Marco Antoniotti, DISCo, Universita` degli Studi di Milano Bicocca
Copyright (c) 2018, Marco Antoniotti, all rights reserved.
marco.antoniotti <a> unimib.it
bimib.disco.unimib.it
Introduction
============
The goal of this project is to produce analyses of Cancer Data sets from public data sources. The results of these analyses will be putative ''cancer progression models'' produced with the tools included in the TRanslational ONCOlogy (TRONCO) R BioRonductor suite (www.troncopackage.org).

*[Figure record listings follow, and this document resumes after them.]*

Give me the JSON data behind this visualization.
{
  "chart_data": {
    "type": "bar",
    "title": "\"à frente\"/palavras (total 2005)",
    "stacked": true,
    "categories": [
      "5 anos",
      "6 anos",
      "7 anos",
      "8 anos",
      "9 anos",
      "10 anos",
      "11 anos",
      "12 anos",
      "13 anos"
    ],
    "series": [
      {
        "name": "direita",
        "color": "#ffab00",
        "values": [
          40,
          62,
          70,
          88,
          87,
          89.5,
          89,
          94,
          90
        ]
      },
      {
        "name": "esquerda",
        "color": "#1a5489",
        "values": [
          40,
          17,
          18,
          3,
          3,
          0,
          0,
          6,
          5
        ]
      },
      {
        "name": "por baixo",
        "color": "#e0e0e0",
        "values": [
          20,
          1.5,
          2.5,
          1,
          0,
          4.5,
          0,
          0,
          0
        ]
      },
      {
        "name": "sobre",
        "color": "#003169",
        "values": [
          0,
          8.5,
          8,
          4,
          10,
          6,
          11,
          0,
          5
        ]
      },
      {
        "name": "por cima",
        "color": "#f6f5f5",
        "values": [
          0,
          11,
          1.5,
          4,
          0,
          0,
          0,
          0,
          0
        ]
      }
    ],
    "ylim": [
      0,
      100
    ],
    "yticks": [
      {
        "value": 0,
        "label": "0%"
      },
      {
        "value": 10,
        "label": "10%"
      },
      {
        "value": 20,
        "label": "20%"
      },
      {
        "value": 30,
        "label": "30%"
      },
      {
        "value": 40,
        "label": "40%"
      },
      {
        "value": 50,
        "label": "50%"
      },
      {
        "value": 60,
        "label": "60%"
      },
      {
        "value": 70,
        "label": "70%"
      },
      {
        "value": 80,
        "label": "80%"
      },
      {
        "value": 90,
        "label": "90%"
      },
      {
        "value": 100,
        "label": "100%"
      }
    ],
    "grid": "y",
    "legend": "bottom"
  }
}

The TRONCO website contains references to the papers the BIMIB group published, and, in particular, for the purpose of this exercise, the paper
* "Algorithmic methods to infer the evolutionary trajectories in cancer progression" by Caravagna et al, PNAS, 2016, https://doi.org/10.1073/pnas.1520213113
The paper describes a ''pipeline'' that can be applied to analyze several publicly available cancer data sets. In particular, the
* The Cancer Genome Atlas (TCGA -- https://cancergenome.nih.gov/)
The Exercise
============
The troncopackage.org site contains instructions to replicate the study described in the PNAS paper above. Cfr., https://sites.google.com/site/troncopackage/picnic
The goal of the exercise is to first replicate the PICNIC study and then to proceed to analyze one of the other Cancers available in TCGA.
The suggestion is to use the following resources to get the relevant data.
* firebrowse.org -- a very nice and mostly intuitive user-friendly layer to access the data in TCGA (which has a data model quite complicated). You can use firebrowse.org to select, e.g., ''Copy Number Analyses'' or ''Mutation Analyses'' after having selected the cohort, that is, the cancer type. Eventually for each possible study listed, you can download the .MAF file which can be handled by TRONCO.
* COSMIC (https://cancer.sanger.ac.uk/cosmic) -- A comprehensive catalog of somatic mutations in cancer. For each cancer, you will need to select a number of ''driver'' mutations to use as input to the TRONCO PICNIC pipeline. Normally, you would find these mutations by reading the reference literature (each cancer cohort on TCGA has an associated ''official'' paper describing it); in alternative you could select a subset of the somatic mutations described in COSMIC for a given cancer type, although this will require quite a bit of work to understand how COSMIC works.
Eventually you will need, above all:
* A set of .MAF or .GISTIC files containing the ''raw data''
* A list of ''driver'' genes (or ''events'')
With these at hand you should be able to tweak the TRONCO PICNIC R code to produce analyses for a different cancer type.
Notes
=====
You will need RStudio installed on your computer. Note that some of the most recent versions of R and BioConductor require a few different commands to complete the installation. In general you can skip the MUTEX and NBS stratification steps if you find them too difficult to install in the time allotted.
A Few Final Words
=================
Enjoy the exercise and do contact us if you feel like it. We do not expect you to get everything in place (or even right) in the time you have at your disposal.
Remember that you are curing cancer instead of helping some giant tech firm sell more underwear.